Tenho muitas lembranças da professora, da qual fui aluna, admiradora, usufruindo da sua convivência. Sempre vi nela um modelo de mulher acadêmica, que, embora tenha firmeza ao defender suas posições, sabe se abrir ao debate e ouvir opiniões diversas e principalmente as novas gerações. Eunice era elegante. Havia um brilho singular no apuro e na sobriedade dos seus trajes muito bem compostos; era mãe de Alan, hoje professor do Instituto de Matemática e Estatística (IME) da USP; interessava-se por nós, alunas, e com a nossa condição de mães. 

Eunice foi uma mulher pioneira e multifacetada, haja vista a trajetória inusual para a sua geração. Foi e ainda é inspiração para outras mulheres na academia, seja como pesquisadora e intelectual de alto nível, seja na seara das políticas científicas e dos assuntos públicos, seja ainda no protagonismo feminino em um ambiente adverso. Jamais se deteve diante da necessidade de denunciar iniquidades, violações de direitos e ataques à democracia.

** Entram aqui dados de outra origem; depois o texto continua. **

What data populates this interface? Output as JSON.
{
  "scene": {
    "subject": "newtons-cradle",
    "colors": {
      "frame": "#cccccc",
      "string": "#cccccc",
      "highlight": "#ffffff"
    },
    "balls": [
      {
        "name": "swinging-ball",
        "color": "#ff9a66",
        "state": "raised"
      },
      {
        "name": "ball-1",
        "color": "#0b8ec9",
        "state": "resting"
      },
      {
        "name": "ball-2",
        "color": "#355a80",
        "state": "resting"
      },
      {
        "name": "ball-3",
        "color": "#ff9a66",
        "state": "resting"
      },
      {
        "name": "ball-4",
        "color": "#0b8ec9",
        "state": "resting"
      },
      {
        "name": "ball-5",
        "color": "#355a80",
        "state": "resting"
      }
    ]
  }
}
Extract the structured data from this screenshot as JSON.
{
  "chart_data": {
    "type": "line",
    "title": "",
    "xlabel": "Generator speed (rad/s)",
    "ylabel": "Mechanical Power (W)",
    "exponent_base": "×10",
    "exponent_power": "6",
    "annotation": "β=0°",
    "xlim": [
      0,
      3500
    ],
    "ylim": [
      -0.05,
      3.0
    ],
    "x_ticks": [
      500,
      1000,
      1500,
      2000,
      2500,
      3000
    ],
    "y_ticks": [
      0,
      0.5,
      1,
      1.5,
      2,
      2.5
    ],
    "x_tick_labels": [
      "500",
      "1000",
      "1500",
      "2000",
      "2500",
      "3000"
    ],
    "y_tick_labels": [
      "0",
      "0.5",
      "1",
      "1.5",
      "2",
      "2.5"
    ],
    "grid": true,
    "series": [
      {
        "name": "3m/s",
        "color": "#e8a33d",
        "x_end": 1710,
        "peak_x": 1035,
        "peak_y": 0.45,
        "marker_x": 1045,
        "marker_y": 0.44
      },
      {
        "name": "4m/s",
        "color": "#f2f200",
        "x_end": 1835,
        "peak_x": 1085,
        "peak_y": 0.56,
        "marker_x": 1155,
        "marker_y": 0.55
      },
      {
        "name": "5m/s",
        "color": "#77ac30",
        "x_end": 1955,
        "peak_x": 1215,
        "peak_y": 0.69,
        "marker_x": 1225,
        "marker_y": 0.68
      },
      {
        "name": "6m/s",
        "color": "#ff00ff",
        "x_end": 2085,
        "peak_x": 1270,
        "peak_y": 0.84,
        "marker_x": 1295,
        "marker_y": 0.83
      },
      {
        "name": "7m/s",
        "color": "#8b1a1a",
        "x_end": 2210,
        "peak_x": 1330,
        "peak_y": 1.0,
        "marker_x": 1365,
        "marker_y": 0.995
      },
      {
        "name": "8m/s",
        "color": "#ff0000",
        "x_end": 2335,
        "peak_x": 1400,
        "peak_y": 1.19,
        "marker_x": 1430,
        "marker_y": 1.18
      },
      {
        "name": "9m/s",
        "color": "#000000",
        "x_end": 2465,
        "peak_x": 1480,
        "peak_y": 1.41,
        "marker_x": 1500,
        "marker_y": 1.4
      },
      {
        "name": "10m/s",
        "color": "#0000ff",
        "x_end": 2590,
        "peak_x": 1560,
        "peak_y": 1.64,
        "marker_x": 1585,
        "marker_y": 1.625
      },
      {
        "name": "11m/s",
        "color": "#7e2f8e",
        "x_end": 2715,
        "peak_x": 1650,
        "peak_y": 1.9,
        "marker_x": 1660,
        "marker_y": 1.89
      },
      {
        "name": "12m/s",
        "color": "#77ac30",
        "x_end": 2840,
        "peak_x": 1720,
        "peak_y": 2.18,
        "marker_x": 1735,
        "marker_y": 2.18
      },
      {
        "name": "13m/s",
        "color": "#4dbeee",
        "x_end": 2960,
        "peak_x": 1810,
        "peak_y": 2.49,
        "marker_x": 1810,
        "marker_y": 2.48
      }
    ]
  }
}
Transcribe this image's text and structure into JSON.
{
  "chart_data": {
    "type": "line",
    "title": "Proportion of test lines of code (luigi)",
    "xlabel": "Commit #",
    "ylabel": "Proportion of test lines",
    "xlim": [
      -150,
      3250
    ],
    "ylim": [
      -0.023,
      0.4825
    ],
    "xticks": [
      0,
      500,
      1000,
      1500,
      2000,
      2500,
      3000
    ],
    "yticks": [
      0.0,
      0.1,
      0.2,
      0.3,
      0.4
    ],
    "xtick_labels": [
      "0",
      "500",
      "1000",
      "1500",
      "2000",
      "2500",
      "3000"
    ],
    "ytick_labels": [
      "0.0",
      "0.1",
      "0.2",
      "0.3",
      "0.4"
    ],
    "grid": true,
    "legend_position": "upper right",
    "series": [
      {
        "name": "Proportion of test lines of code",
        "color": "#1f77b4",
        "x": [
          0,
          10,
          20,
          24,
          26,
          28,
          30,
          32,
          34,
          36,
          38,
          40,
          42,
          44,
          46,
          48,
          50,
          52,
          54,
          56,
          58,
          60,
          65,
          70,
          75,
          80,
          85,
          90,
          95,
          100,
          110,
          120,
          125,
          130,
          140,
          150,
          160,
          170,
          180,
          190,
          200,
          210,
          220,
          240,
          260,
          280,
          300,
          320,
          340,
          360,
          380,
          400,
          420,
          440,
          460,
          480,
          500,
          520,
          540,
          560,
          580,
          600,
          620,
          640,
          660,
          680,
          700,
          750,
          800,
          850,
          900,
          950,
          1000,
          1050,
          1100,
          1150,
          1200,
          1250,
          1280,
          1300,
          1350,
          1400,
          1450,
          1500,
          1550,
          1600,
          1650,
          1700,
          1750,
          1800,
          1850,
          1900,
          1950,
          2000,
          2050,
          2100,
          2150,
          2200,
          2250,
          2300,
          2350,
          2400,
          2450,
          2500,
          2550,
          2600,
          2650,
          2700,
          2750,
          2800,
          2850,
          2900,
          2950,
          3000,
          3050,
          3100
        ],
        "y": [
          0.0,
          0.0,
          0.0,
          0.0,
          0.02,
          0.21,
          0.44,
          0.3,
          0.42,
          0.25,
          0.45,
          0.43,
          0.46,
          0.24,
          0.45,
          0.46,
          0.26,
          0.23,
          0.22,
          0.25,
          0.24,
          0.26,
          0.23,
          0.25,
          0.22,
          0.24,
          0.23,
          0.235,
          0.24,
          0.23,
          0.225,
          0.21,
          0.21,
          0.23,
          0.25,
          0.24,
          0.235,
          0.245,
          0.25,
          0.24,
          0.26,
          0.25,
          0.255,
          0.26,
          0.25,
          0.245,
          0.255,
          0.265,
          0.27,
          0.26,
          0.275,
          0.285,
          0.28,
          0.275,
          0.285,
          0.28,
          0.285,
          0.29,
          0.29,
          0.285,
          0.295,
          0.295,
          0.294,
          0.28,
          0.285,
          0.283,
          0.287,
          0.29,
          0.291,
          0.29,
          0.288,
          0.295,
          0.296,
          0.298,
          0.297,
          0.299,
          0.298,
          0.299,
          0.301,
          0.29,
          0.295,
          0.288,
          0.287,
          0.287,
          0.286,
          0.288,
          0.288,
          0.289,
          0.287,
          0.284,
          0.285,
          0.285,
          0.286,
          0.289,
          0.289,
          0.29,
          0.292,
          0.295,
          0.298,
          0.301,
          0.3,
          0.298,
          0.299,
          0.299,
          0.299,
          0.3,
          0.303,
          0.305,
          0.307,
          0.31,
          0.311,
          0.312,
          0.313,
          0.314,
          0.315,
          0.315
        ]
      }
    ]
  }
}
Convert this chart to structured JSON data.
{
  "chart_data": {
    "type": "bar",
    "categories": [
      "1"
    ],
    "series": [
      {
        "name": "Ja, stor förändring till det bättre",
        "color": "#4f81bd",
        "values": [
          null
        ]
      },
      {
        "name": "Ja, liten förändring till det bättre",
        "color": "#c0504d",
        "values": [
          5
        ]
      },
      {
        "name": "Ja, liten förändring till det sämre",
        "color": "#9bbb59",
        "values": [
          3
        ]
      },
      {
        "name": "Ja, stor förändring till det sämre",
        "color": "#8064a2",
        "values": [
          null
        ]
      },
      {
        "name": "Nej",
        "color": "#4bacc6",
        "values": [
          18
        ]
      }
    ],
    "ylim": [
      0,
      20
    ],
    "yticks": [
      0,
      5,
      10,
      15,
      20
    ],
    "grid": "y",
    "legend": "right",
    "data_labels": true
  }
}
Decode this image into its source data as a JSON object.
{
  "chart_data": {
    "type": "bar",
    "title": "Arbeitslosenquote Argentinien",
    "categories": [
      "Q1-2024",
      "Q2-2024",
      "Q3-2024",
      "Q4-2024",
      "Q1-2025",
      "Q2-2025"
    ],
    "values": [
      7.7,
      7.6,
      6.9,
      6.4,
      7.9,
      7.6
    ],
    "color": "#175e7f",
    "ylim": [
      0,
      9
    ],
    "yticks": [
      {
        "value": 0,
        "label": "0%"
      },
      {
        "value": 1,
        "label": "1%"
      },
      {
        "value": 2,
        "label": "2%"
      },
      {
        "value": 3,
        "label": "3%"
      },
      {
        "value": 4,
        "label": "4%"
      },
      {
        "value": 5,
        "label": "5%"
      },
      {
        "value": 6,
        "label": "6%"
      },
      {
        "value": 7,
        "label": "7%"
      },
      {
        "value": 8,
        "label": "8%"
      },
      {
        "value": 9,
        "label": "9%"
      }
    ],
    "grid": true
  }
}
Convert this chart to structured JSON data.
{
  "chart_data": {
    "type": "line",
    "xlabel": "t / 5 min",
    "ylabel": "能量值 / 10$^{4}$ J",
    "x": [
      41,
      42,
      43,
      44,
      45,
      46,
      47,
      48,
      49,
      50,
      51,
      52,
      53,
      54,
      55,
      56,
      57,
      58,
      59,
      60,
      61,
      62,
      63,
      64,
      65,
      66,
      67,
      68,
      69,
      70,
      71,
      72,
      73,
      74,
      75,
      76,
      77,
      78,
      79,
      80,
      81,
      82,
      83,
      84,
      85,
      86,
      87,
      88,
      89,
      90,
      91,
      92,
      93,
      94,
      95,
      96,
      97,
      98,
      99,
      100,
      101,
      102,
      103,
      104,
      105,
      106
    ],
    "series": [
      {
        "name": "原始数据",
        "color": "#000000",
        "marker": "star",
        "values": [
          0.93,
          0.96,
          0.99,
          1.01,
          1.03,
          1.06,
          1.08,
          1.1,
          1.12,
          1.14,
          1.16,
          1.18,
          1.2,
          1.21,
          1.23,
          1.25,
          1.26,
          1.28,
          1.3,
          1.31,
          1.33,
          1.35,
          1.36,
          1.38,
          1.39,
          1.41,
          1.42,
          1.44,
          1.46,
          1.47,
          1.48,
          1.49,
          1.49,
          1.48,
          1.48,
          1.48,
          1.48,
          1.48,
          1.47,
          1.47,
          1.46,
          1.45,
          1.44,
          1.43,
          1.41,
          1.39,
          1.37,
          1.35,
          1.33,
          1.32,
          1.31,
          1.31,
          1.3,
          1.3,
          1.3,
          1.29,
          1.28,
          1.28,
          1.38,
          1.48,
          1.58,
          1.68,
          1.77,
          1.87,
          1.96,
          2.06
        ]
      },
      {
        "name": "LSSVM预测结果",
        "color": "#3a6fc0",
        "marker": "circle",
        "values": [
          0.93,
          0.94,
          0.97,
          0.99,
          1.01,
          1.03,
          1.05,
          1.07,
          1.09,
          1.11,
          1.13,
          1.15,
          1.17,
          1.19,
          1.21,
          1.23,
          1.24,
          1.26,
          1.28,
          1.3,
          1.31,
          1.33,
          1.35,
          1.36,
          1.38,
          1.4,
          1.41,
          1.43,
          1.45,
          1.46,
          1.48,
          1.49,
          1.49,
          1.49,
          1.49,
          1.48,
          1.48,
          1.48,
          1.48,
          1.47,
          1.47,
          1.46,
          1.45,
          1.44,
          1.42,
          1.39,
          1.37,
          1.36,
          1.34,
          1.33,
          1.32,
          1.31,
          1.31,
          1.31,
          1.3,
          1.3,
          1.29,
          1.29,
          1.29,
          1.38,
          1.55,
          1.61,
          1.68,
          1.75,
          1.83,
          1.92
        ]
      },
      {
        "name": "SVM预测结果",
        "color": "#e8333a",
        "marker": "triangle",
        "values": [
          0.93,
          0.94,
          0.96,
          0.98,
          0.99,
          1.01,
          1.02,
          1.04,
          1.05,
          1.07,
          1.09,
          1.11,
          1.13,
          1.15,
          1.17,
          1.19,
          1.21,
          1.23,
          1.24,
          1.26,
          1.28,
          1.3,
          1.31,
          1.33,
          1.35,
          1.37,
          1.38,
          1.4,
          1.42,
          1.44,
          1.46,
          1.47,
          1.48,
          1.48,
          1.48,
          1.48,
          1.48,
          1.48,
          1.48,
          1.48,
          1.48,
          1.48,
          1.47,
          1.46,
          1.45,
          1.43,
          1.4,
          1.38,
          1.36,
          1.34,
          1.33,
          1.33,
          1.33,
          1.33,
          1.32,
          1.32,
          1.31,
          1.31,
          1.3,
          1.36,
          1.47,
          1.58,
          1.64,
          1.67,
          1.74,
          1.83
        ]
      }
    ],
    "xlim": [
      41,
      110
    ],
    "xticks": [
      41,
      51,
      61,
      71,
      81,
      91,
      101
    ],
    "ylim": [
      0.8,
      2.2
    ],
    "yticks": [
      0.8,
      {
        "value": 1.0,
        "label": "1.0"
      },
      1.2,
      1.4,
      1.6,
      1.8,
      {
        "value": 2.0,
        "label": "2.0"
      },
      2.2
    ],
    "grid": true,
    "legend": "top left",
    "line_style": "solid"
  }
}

Aprendi muito com ela. Guardo imagens ímpares. Durante a minha gestão à frente da Anpocs (2000-2004), em um momento particularmente delicado da associação, fui consultá-la e só recebi acolhida e opiniões qualificadas. Quando ocupei, juntamente com o professor Paulo Martins, a direção da FFLCH (2016-2020), criamos um comitê de Professores Eméritos e grados para colaborarem com a direção. Ela esteve presente em todas as reuniões. Na última, caminhou até a janela, para não incomodar com o seu cigarro, e me falou: 

— Acho que não tenho mais a contribuir; a Universidade mudou e agora é com vocês. 

Discordei. Mas aquele seu jeito peremptório não me deixou dizer mais nada. Muita saudade, Professora.